“Engineering is the machine that drives human civilization, and today’s students are the ones who will power that machine in the future.”
The field of 3D printing will undoubtedly have a tremendous impact on the manufacturing industry as the technology continues to evolve. Less mentioned however, is the influence it could have on students if integrated into classrooms across the United States. Technology education programs throughout the country are currently working to bring affordable 3D printers – such as those produced by RapMan USA and MakerBot – into their classrooms in order to offer middle school and high school students more hands-on learning experiences. Students participate in assembling the manufacturing machines, and then utilize them to output prototypes from designs they’ve developed in CAD programs.
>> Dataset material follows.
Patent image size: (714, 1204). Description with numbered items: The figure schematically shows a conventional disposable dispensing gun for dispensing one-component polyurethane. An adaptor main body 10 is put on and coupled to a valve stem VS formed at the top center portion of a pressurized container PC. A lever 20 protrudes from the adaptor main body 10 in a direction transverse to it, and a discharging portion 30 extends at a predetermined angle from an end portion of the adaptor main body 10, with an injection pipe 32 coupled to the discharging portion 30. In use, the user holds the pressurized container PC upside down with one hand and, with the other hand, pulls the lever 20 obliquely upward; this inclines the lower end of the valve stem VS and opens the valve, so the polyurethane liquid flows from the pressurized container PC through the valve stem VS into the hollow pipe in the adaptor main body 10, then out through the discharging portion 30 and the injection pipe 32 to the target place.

As students are able to follow through from design to prototype to testing, the technology offers them a unique opportunity to mimic the real-world process engineers and product developers go through when bringing a new product to market. Additionally, students are given the chance to collaborate with one another as they problem-solve and can flex their ability to innovate and be creative while learning.
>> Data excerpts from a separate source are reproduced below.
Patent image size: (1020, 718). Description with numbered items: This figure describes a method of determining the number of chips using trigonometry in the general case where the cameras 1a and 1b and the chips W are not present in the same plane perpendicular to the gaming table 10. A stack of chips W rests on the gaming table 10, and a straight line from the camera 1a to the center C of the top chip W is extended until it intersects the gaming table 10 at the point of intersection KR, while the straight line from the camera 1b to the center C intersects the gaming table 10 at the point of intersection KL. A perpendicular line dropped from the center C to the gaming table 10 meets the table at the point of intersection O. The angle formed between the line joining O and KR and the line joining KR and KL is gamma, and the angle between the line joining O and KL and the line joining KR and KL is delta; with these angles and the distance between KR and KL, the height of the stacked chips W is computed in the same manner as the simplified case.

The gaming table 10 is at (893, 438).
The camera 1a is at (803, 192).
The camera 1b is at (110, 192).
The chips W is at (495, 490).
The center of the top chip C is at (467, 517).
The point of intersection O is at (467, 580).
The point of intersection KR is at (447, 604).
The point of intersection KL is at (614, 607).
By introducing 3D printers into classroom settings, educators are looking to motivate and inspire their students to pursue careers in fields including mechanical engineering and applied mathematics. Projects that involve 3D printing facilitate learning in an immersive, fun manner, encouraging students’ personal investment in their science, math and engineering coursework. They also provide context to their studies as students have the ability to learn through hands-on experiences and can process concepts faster than if they were just reading.
The objective in integrating project-based learning opportunities such as those afforded by 3D printing is to provide American students with a quality education that will better prepare them in engineering disciplines. Organizations like the STEM Education Coalition see these educational initiatives as imperative to “enabling the U.S. to remain the economic and technological leader of the global marketplace” and advocate for greater adoption. (stemedcoalition.org) In comparison to other countries, only a small percentage of American college students are graduating with majors in engineering. The only way the U.S. will be able to maintain a competitive advantage in these fields is if they invest in and train students early in their education. 3D printing offers a solution to this challenge by offering unparalleled educational value.